In five weeks this summer, four children were wounded in shootouts in their neighborhoods. One child's little body took 10 bullets. A 12-year old girl was shot twice in the thigh for the crime of walking to the local store for chips and juice on a summer's night.

Children are the most innocent victims of Philadelphia's raging gun violence, but they are not alone. So far this year, at least 219 people have been killed by gunfire; their deaths tearing apart families and communities. Guns are used in more than 80 percent of Philadelphia's homicides.

The city has struggled to protect citizens trapped in neighborhoods where the sound of gunshots are as routine as the sound of lawn mowers in the suburbs. Philadelphia has tried to outlaw assault weapons and has asked gun owners to report lost and stolen guns to aid in homicide investigations. But each time the city has been rebuffed by Harrisburg.

In fact, the National Rifle Association's legislative drones once again are trying to bully any community that would dare stand up to gun violence by passing local ordinances that are stronger than the state's gun laws.

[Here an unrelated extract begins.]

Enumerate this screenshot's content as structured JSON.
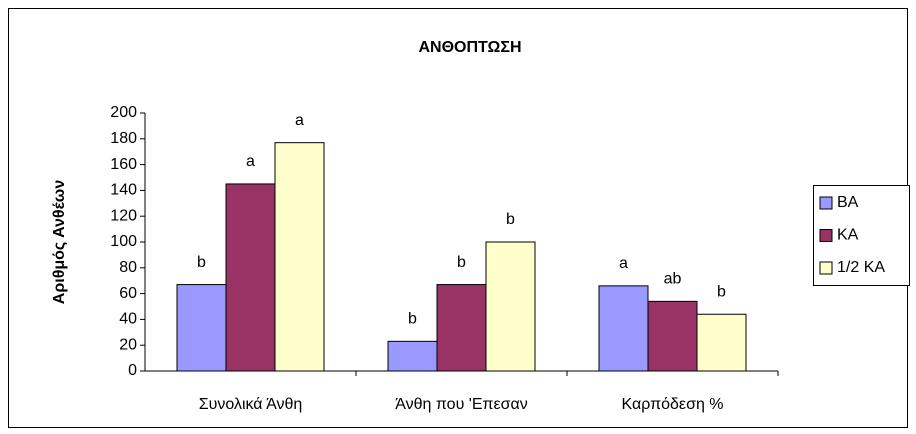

Rep. Mark Keller (R., Perry) sneaked a bill through the legislature in 2014 that would protect and enrich the NRA by tacking it on to legislation concerning the disposal of scrap metal. But not even Pennsylvania's troubled courts would stand for Keller's legerdemain and struck it down.

Now, however, like a shotgun-toting Terminator, Keller is back with another odious bill that has already cleared the House Judiciary Committee. The legislation would allow the NRA to sue towns for passing gun ordinances tougher than state gun laws and force the towns to pay the NRA's legal fees if they lose.

When Keller's original bill was passed in 2014 some communities folded immediately at the threat of being sued and withdrew ordinances that simply asked owners to report lost or stolen guns. But that step is needed to separate responsible gun owners from straw buyers who purchase guns for criminals who use them in crimes.

They won't admit it, but Keller and the NRA are essentially protecting criminals with their misguided legislation. They are protecting people who skirt the law by buying guns for felons who are forbidden from purchasing weapons.

In praising Keller for his slavish loyalty, the NRA said: "Gun owners continue to be unduly burdened by local ordinances which violate the current state firearm preemption law."

It's Pennsylvanians who are "unduly burdened" by gun violence and its aftermath - medical bills, funerals, and the demoralizinging sorrow of people across the state who have lost loved ones to gun violence.

It's Keller's bill that should die. If the legislature won't end its life, Gov. Wolf should with his veto.